Amendment No. 1 to the Medici Ventures, Inc. 2017 Stock Option Plan
EX-10.1 2 equityplanamendment.htm EXHIBIT 10.1 Exhibit
AMENDMENT NO. 1 TO THE
MEDICI VENTURES, INC.
2017 STOCK OPTION PLAN
THIS AMENDMENT NO. 1 to the Medici Ventures, Inc. (the “Company”) 2017 Stock Option Plan (the “Plan”) amends the Plan as set forth below effective as of the date approved by the Company’s Board of Directors. All capitalized terms not specifically defined in this Amendment shall have the meanings provided to them in the Plan.

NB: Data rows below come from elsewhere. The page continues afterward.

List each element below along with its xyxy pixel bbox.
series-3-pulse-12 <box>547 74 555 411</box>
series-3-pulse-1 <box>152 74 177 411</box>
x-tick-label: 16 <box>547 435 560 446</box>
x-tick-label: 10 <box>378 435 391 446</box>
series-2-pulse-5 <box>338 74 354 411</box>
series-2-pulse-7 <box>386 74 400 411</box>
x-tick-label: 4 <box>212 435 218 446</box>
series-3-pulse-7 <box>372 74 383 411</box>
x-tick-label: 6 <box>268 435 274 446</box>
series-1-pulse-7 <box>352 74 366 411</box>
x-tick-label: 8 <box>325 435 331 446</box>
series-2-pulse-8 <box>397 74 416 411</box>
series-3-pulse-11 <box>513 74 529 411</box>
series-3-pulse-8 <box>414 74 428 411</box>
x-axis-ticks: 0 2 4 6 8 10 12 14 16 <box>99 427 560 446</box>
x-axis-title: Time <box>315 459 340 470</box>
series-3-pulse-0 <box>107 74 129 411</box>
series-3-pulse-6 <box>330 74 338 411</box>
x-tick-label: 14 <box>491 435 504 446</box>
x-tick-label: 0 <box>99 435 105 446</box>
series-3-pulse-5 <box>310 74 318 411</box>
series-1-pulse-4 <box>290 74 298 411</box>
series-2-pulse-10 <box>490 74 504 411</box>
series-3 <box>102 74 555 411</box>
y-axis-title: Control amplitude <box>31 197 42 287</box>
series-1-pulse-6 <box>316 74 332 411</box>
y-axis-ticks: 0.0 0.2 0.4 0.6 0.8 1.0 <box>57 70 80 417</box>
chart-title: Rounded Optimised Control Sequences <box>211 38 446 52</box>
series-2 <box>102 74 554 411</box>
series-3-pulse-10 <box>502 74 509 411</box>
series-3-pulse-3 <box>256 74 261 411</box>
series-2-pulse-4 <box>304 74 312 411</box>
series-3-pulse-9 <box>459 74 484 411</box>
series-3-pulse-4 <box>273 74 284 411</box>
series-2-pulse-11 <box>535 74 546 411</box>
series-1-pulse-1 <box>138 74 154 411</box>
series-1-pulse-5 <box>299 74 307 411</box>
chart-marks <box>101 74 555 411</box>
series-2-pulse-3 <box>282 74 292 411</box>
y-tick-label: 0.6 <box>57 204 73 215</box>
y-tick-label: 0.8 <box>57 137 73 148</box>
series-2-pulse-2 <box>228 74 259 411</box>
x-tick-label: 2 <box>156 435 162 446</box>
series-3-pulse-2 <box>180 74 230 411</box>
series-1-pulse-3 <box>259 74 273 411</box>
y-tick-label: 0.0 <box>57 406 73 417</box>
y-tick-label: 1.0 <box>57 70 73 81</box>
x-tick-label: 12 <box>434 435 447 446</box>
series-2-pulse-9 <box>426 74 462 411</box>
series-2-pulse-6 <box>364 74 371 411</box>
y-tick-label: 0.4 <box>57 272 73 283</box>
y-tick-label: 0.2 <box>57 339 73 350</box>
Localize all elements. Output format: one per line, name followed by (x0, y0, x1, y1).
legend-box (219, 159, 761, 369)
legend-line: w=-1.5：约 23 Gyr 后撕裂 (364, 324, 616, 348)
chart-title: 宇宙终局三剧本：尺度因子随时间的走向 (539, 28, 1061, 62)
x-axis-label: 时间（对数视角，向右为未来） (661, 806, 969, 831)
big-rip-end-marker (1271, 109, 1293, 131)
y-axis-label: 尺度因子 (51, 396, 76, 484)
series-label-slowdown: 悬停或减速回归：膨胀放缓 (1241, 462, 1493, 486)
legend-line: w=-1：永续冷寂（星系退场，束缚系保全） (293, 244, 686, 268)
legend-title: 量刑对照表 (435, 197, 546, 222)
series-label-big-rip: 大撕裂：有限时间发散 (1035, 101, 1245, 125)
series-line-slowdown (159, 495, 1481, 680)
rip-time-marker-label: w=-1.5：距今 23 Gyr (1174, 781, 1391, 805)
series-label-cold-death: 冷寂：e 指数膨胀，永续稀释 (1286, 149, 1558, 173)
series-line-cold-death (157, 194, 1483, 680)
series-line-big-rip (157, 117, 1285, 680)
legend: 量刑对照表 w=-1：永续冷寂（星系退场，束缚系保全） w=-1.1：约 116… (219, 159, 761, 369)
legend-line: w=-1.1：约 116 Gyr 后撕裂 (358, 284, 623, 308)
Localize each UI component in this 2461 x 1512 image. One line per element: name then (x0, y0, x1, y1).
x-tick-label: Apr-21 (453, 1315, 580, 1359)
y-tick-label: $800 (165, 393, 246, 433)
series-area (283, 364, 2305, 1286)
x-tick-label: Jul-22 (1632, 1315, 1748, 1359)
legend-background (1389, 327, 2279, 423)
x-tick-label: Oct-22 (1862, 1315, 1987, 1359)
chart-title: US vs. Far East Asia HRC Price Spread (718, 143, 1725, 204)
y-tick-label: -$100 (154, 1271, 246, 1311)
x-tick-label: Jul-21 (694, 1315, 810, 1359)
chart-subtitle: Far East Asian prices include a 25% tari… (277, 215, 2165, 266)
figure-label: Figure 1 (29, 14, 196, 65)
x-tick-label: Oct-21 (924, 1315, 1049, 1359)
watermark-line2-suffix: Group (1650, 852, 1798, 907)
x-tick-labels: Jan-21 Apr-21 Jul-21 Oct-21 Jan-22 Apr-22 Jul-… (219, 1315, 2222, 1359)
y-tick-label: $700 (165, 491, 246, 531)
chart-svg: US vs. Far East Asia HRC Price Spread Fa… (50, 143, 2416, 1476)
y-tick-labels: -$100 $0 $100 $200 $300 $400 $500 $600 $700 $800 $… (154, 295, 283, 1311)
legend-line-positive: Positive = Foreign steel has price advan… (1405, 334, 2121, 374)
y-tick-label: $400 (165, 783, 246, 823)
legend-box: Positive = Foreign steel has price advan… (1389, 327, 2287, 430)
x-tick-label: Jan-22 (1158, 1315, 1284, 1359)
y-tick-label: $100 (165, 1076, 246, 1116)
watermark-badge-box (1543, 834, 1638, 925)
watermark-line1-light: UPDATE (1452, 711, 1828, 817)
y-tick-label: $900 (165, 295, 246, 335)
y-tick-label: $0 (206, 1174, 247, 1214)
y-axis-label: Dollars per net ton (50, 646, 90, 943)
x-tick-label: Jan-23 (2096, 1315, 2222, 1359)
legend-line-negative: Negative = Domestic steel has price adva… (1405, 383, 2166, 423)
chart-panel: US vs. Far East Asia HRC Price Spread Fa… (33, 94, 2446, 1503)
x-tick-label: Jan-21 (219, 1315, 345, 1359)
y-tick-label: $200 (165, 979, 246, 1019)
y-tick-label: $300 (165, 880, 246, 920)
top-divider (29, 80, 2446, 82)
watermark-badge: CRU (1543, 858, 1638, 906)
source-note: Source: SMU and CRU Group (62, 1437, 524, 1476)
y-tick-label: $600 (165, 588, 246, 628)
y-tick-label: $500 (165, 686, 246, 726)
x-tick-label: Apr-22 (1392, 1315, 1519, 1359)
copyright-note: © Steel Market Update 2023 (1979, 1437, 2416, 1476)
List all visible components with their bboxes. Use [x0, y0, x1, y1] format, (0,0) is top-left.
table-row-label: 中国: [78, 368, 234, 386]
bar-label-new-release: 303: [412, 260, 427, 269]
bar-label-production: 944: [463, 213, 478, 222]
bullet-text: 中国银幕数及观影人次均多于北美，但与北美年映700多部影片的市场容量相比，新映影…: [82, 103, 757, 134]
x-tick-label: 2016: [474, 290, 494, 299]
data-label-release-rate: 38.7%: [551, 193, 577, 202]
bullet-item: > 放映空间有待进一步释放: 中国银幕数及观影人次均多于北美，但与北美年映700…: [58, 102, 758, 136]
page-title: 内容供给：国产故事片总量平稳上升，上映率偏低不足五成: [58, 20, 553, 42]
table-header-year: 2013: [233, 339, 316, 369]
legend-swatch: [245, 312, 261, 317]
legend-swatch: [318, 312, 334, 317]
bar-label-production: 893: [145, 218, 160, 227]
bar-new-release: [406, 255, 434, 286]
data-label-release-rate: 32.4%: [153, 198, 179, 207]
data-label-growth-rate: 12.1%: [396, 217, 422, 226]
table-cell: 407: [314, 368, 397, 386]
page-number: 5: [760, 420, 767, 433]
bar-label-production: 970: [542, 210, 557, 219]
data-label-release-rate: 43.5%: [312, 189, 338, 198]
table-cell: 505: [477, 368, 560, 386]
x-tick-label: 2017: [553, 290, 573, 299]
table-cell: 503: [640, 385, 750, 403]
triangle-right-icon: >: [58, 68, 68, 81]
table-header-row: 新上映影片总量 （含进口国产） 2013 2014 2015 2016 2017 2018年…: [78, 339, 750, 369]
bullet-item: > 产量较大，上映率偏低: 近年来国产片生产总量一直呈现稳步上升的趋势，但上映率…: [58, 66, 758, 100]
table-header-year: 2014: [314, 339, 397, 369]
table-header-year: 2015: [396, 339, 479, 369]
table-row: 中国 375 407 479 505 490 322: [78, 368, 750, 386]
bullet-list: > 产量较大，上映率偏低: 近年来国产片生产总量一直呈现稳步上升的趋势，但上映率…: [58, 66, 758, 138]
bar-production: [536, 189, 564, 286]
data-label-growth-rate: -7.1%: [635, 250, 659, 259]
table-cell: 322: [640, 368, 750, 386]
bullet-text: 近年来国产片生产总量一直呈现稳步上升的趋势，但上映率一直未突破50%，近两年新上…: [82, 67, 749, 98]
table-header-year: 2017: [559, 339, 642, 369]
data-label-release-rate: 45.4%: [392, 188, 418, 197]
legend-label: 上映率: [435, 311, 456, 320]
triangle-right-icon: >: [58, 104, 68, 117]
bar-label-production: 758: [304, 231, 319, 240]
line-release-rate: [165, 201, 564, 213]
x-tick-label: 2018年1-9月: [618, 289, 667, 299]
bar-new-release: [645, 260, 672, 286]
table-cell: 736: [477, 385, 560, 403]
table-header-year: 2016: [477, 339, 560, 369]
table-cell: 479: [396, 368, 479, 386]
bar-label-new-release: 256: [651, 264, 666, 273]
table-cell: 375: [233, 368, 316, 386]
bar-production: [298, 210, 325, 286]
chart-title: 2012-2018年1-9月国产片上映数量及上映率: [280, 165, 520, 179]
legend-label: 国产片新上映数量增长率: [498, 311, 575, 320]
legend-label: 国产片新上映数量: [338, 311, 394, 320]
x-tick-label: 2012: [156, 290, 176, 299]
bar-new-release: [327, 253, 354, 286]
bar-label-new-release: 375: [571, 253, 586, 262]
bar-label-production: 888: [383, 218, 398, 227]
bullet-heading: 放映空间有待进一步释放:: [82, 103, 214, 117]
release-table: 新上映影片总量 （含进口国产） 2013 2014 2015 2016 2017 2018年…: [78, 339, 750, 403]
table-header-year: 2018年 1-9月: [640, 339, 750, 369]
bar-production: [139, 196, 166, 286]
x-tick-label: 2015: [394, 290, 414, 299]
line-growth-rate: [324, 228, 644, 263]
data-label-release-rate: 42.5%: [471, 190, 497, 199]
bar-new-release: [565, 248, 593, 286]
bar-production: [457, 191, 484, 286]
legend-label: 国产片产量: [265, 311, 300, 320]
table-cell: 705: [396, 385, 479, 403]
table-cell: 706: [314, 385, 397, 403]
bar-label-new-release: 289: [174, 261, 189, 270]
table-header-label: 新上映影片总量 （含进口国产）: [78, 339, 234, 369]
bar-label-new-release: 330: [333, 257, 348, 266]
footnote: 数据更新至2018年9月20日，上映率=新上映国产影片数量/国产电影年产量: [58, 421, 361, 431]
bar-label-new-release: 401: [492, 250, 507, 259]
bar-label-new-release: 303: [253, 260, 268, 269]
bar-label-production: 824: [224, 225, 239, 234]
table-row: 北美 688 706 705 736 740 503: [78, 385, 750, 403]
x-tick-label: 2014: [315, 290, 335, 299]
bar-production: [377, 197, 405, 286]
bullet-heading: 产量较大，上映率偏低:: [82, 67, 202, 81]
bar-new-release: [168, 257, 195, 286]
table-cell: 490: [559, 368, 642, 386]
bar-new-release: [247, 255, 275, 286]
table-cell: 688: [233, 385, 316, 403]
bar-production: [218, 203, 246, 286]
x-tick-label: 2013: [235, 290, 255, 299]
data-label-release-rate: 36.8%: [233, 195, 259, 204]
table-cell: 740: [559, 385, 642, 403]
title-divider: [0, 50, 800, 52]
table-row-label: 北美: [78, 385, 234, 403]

WHEREAS, Company, a Company organized under the laws of Delaware, originally adopted the Plan on July 26, 2017,
WHEREAS, the Board of Directors of the Company (the “Board”) may, at any time, amend the Plan,
WHEREAS, in a meeting of the Board on December 18, 2018, the Board determined that in order to attract and retain talent it is advantageous to the Company to amend the Plan to allow for additional shares of the Company’s Common Stock to be allocated under the Plan;
NOW, THEREFORE, the Plan is hereby amended as follows:
1. Section 4(a) of the Plan is hereby canceled and replaced with the following:
(a) Subject to adjustment in accordance with Section 10, a total of 130,000 shares of the authorized shares of Common Stock shall be available for the grant of Awards under the Plan. During the terms of the Awards, the Company shall keep available at all times the number of shares of Common Stock required to satisfy such Awards.
2. Except as expressly set forth in this Amendment, all other terms and conditions set forth in the Plan shall remain in full force and effect. Capitalized terms used and not defined herein shall have the meanings set forth in the Plan.
This Amendment has been adopted by the Board as of April 16, 2019.